Yep, guilty as charged – as a German native-speaker (“so-called” and otherwise) I said “sorry”, adding “aber das klingt weder gut noch ist es richtig.” in direct reference to the answerer’s explanation for their answer “das kann gut klingen”, backed up by my own comprehensive answer to the question. At the time, I wrote off Mats’ reprimand as a misconstruction by someone who – dare I say – is neither a native speaker of English nor of German. I now realise that it actually comes with an entire philosophy attached to it. What’s next? Being berated for saying “thank you” as this could possibly be seen as brown-nosing, thereby confusing the asker as to what would be the best answer? Puuullleeese …

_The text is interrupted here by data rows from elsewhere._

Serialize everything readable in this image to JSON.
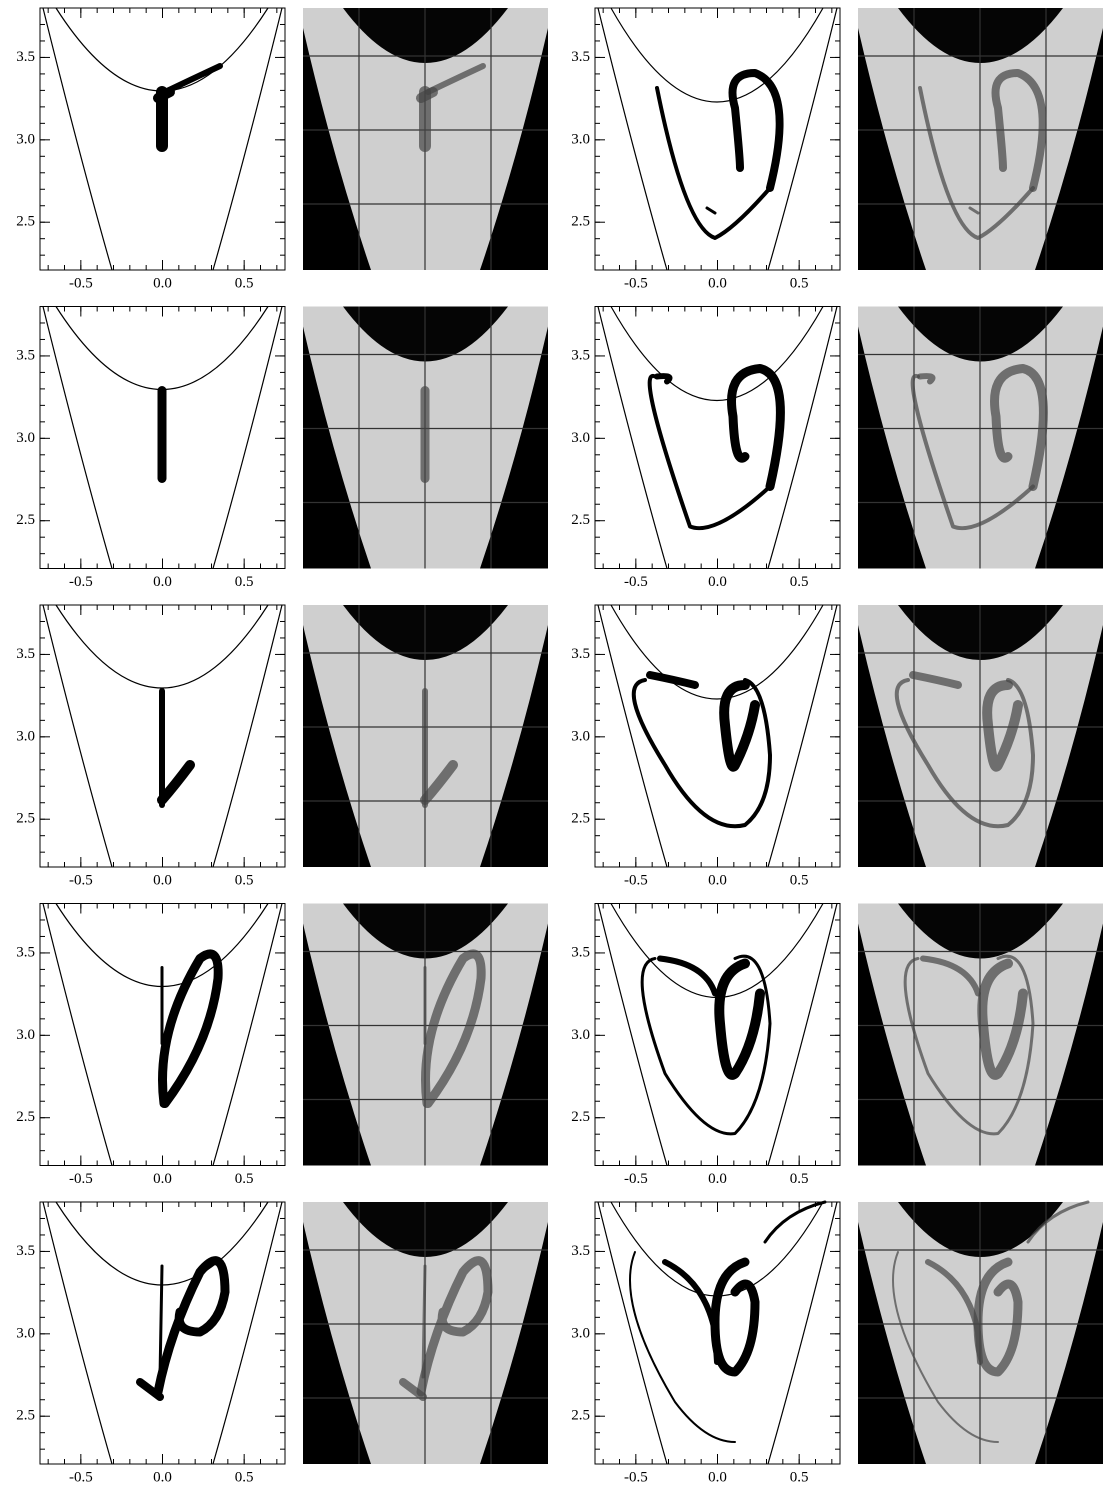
{
  "chart_data": [
    {
      "type": "scatter",
      "xlim": [
        -0.75,
        0.75
      ],
      "ylim": [
        2.21,
        3.8
      ],
      "xticks": [
        -0.5,
        {
          "value": 0,
          "label": "0.0"
        },
        0.5
      ],
      "yticks": [
        2.5,
        {
          "value": 3,
          "label": "3.0"
        },
        3.5
      ]
    },
    {
      "type": "scatter",
      "xlim": [
        -0.75,
        0.75
      ],
      "ylim": [
        2.21,
        3.8
      ],
      "xticks": [
        -0.5,
        {
          "value": 0,
          "label": "0.0"
        },
        0.5
      ],
      "yticks": [
        2.5,
        {
          "value": 3,
          "label": "3.0"
        },
        3.5
      ]
    },
    {
      "type": "scatter",
      "xlim": [
        -0.75,
        0.75
      ],
      "ylim": [
        2.21,
        3.8
      ],
      "xticks": [
        -0.5,
        {
          "value": 0,
          "label": "0.0"
        },
        0.5
      ],
      "yticks": [
        2.5,
        {
          "value": 3,
          "label": "3.0"
        },
        3.5
      ]
    },
    {
      "type": "scatter",
      "xlim": [
        -0.75,
        0.75
      ],
      "ylim": [
        2.21,
        3.8
      ],
      "xticks": [
        -0.5,
        {
          "value": 0,
          "label": "0.0"
        },
        0.5
      ],
      "yticks": [
        2.5,
        {
          "value": 3,
          "label": "3.0"
        },
        3.5
      ]
    },
    {
      "type": "scatter",
      "xlim": [
        -0.75,
        0.75
      ],
      "ylim": [
        2.21,
        3.8
      ],
      "xticks": [
        -0.5,
        {
          "value": 0,
          "label": "0.0"
        },
        0.5
      ],
      "yticks": [
        2.5,
        {
          "value": 3,
          "label": "3.0"
        },
        3.5
      ]
    },
    {
      "type": "scatter",
      "xlim": [
        -0.75,
        0.75
      ],
      "ylim": [
        2.21,
        3.8
      ],
      "xticks": [
        -0.5,
        {
          "value": 0,
          "label": "0.0"
        },
        0.5
      ],
      "yticks": [
        2.5,
        {
          "value": 3,
          "label": "3.0"
        },
        3.5
      ]
    },
    {
      "type": "scatter",
      "xlim": [
        -0.75,
        0.75
      ],
      "ylim": [
        2.21,
        3.8
      ],
      "xticks": [
        -0.5,
        {
          "value": 0,
          "label": "0.0"
        },
        0.5
      ],
      "yticks": [
        2.5,
        {
          "value": 3,
          "label": "3.0"
        },
        3.5
      ]
    },
    {
      "type": "scatter",
      "xlim": [
        -0.75,
        0.75
      ],
      "ylim": [
        2.21,
        3.8
      ],
      "xticks": [
        -0.5,
        {
          "value": 0,
          "label": "0.0"
        },
        0.5
      ],
      "yticks": [
        2.5,
        {
          "value": 3,
          "label": "3.0"
        },
        3.5
      ]
    },
    {
      "type": "scatter",
      "xlim": [
        -0.75,
        0.75
      ],
      "ylim": [
        2.21,
        3.8
      ],
      "xticks": [
        -0.5,
        {
          "value": 0,
          "label": "0.0"
        },
        0.5
      ],
      "yticks": [
        2.5,
        {
          "value": 3,
          "label": "3.0"
        },
        3.5
      ]
    },
    {
      "type": "scatter",
      "xlim": [
        -0.75,
        0.75
      ],
      "ylim": [
        2.21,
        3.8
      ],
      "xticks": [
        -0.5,
        {
          "value": 0,
          "label": "0.0"
        },
        0.5
      ],
      "yticks": [
        2.5,
        {
          "value": 3,
          "label": "3.0"
        },
        3.5
      ]
    }
  ]
}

Rhetorics aside, suffice it to say:
1 Where I come from, saying “sorry” is a matter of courtesy (different strokes for different folks?).
2 Adding “sorry” softens the blow of an inherently negative event, i.e. a disagree, and is actually used to ***avoid*** upsetting people.
3 By its design, KudoZ only permits to log a disagree with the addition of an explanatory comment, which imho is a good thing. Now Mats asks us to refrain from commenting on answers. Perhaps I misunderstood the KudoZ nomenclature, but “peer comments” are designated as “peer comments”, hence an invitation to comment. By implication, a disagree entails an assessment or judgement, like it or not. If you don’t, you may be better off not entering into the KudoZ game. But then again, if you disagree with the inherent negativity of disagrees, you should be campaigning for the abolition of “disagree” as a peer comment category.

Usually I would not have bothered to enter into a discussion of this type, as – frankly – it has little merit and life is short. However, as the “offender” and the person who could quite rightfully feel offended by Mats’ insinuations and, in fact, judgements regarding my intentions (hypocrisy, anyone?), I think it’s about time to set the record straight. (Although, reading the entire thread, it appears that – due to strong opposition – Mats has now shifted from taking a stance against “sorry” to having a problem with factual comments as such (other than “excellent” and the like, of course).

In conclusion, sorry, Mats, whatever your personal preferences may be, you’d better get used to reading “sorry” more often – just suck it up, as we say down under, i.e. deal with it and quit complaining.